Femmes

Algeria

Nos chants de guerre et de joie

2022-03-08

Revoilà le 8 mars avec ses colloques, ses manifestations, ses tribunes et ses émissions. Comme toutes mes camarades féministes, je vais « marquer le coup » pour cette journée. Mais il y a une autre femme en moi qui honteusement a la nostalgie de « Aid el Mar’a » (la fête de la femme) comme elle est célébrée en Algérie.

Nos chants de guerre et de joie | Babelmed

Des étudiantes lors de la marche hebdomadaire des étudiant·e·s, le mardi 10.12.2019 à Alger (Algérie) © Leïla Saadna.

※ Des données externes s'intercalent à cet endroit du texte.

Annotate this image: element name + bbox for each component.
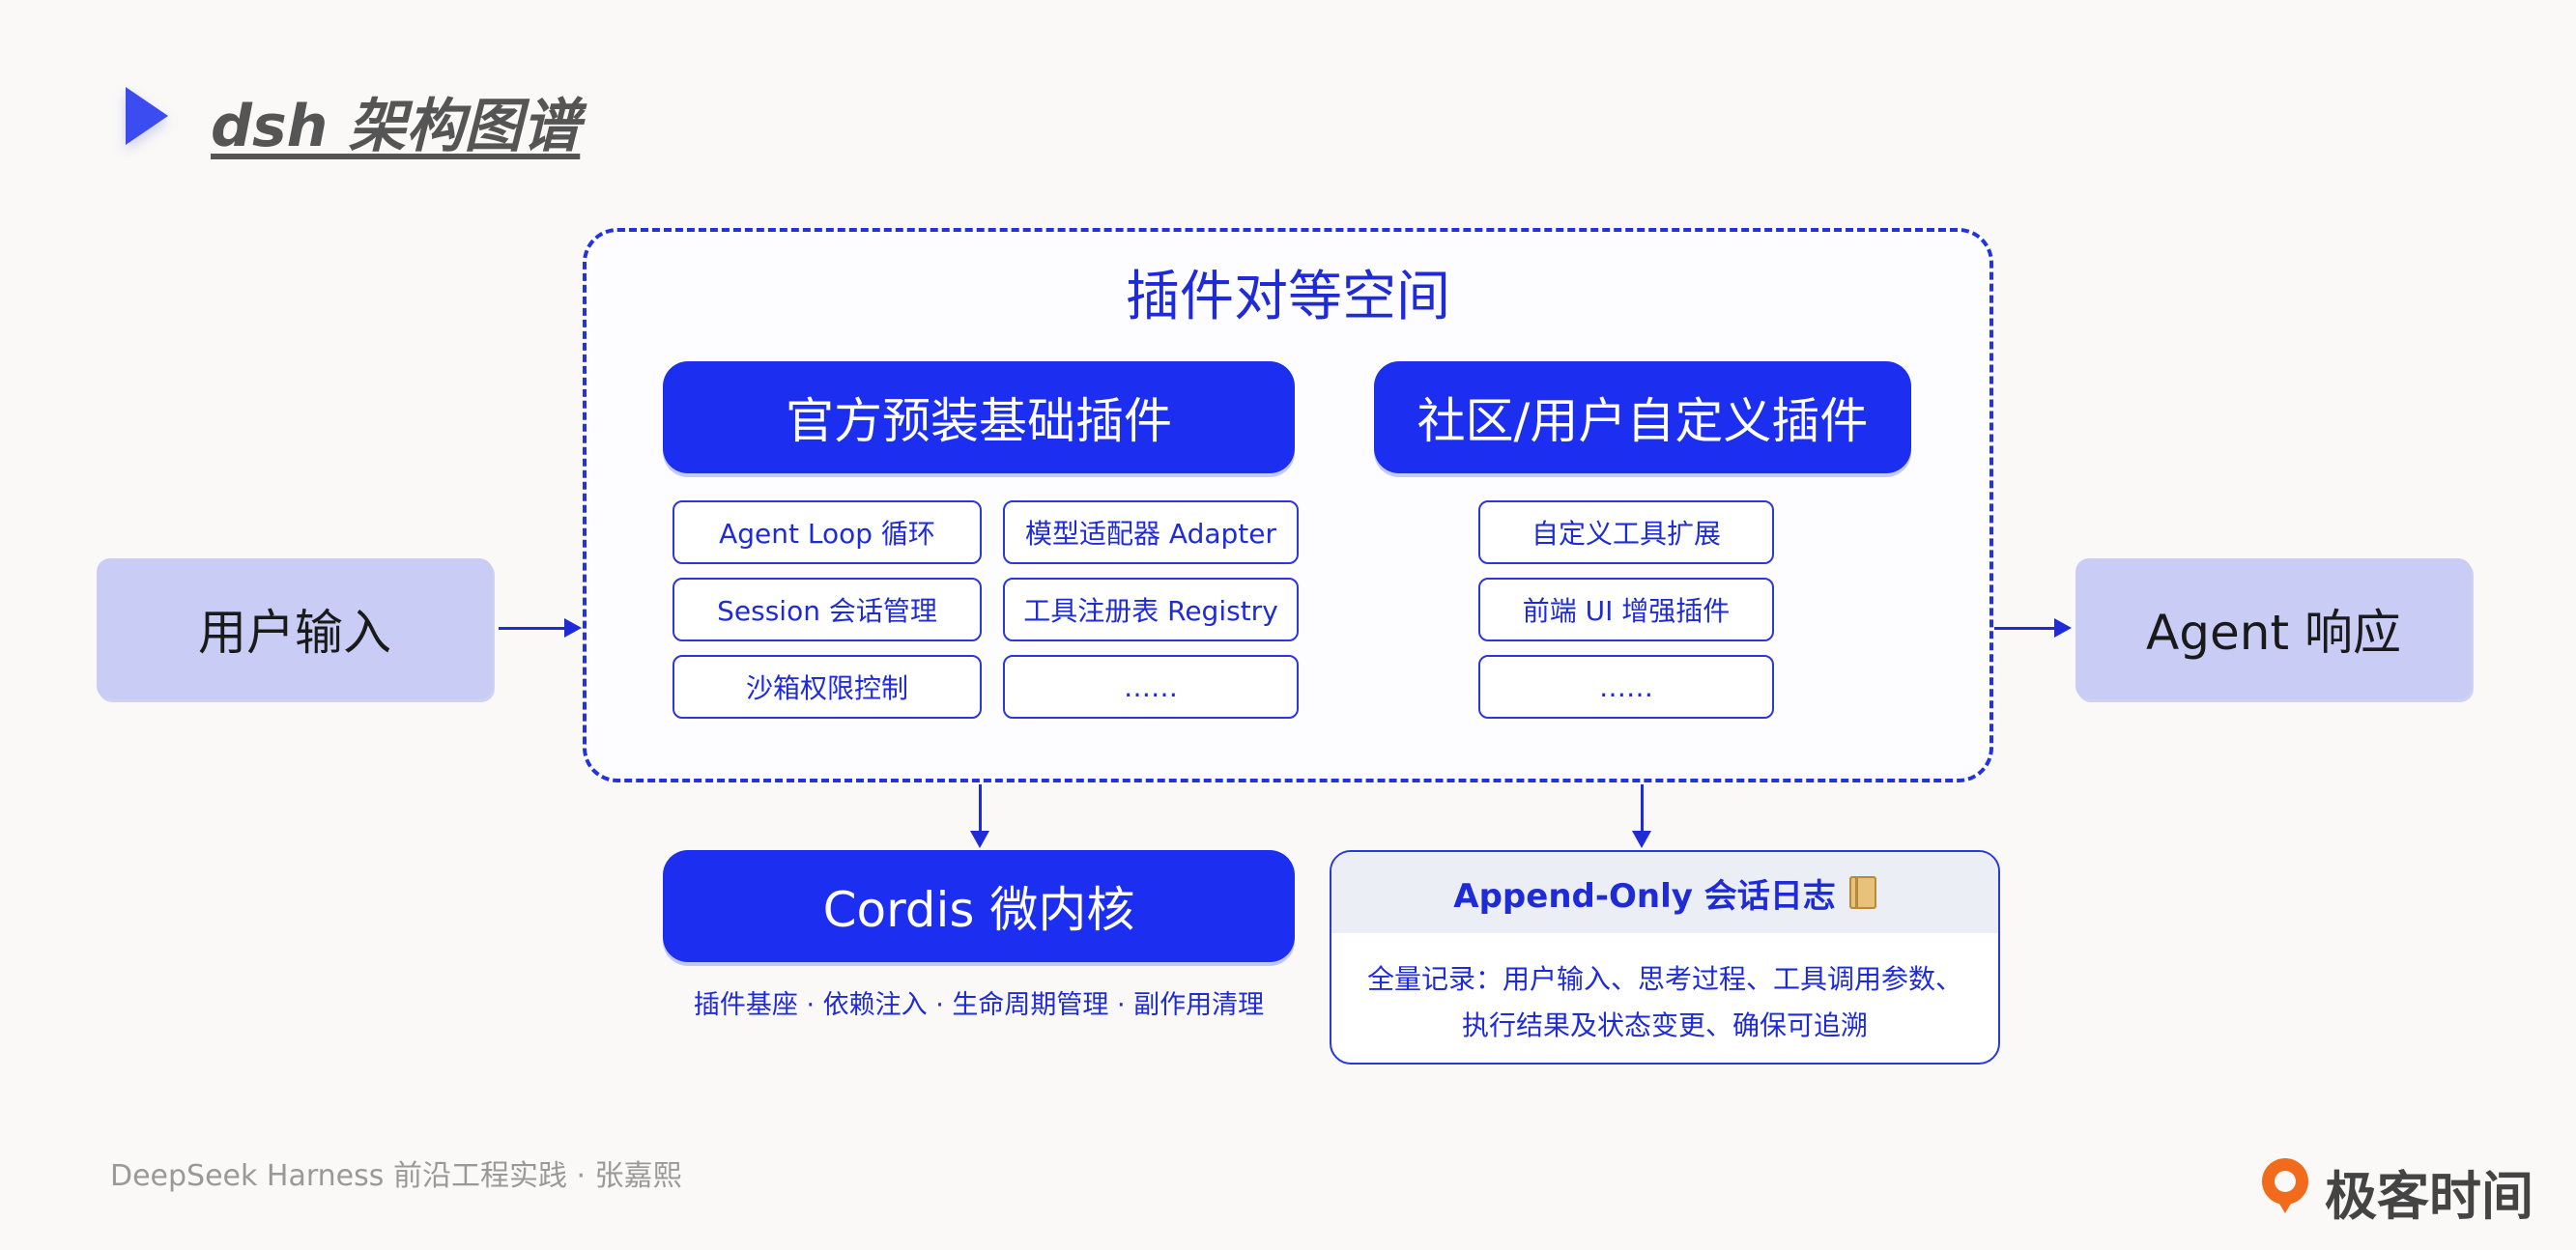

Je revois ces femmes avec leurs tenues des grands jours, maquillées, déambulant dans les rues, attablées en bandes joueuses dans les restaurants et les cafés, dansant dans les salles de spectacles où des chanteurs magnanimes – l’un d’eux était notoirement connu pour violences conjugales – assurent le service avec les deniers publics. Elles s’enivrent de toutes ces attentions qu’on leur exprime ce jour-là, du lever au coucher du soleil. Et avant que les hommes ne rentrent au foyer elles replient leurs ailes et regagnent leurs cuisines pour préparer le repas du soir en se disant que c’était si jouissif de danser et de rire dans la lumière du printemps.

 

Les militantes féministes regardaient cette profusion de fêtes, de cadeaux et de fleurs avec indignation. Furieuses de ce détournement en kermesse nationale du cours de leurs luttes et du mépris des souffrances des femmes. Moi aussi j’ai toujours été abasourdie par l’hypocrisie des hommes qui affichent ostensiblement une galanterie lourde et ringarde. Ils découvrent, disent-ils, l’importance de leurs collègues femmes lorsqu’ils se retrouvent seuls au bureau, entre eux, durant la demi-journée accordée au « personnel féminin ».

 

Que faire alors ? Faut-il bouder et s’abstenir d’aller gambader dans les rues ? Refuser le cadeau de votre employeur surtout si c’est un service à thé ? Donner un cours de féminisme à votre fille ? Autant d’options pour résister à la folklorisation de cette date. Celles qui refusent de jouer la comédie de Aid El Mar’a doivent assumer la relégation dans la catégorie « féministe aigrie »  « intello » et bien d’autres noms d’oiseaux freudiens. Faut-il alors remiser son féminisme dans les replis de ses douleurs, remercier de tant de sollicitude masculine et aller danser avec ses amies et chanter à tue tête les refrains sirupeux des crooners.

 

Quand le mouvement féministe algérien était fort, le choix était plus facile. Nous occupions la rue entonnant à pleins poumons nos chants de guerre contre le Code la famille, contre le terrorisme islamiste, pour la liberté.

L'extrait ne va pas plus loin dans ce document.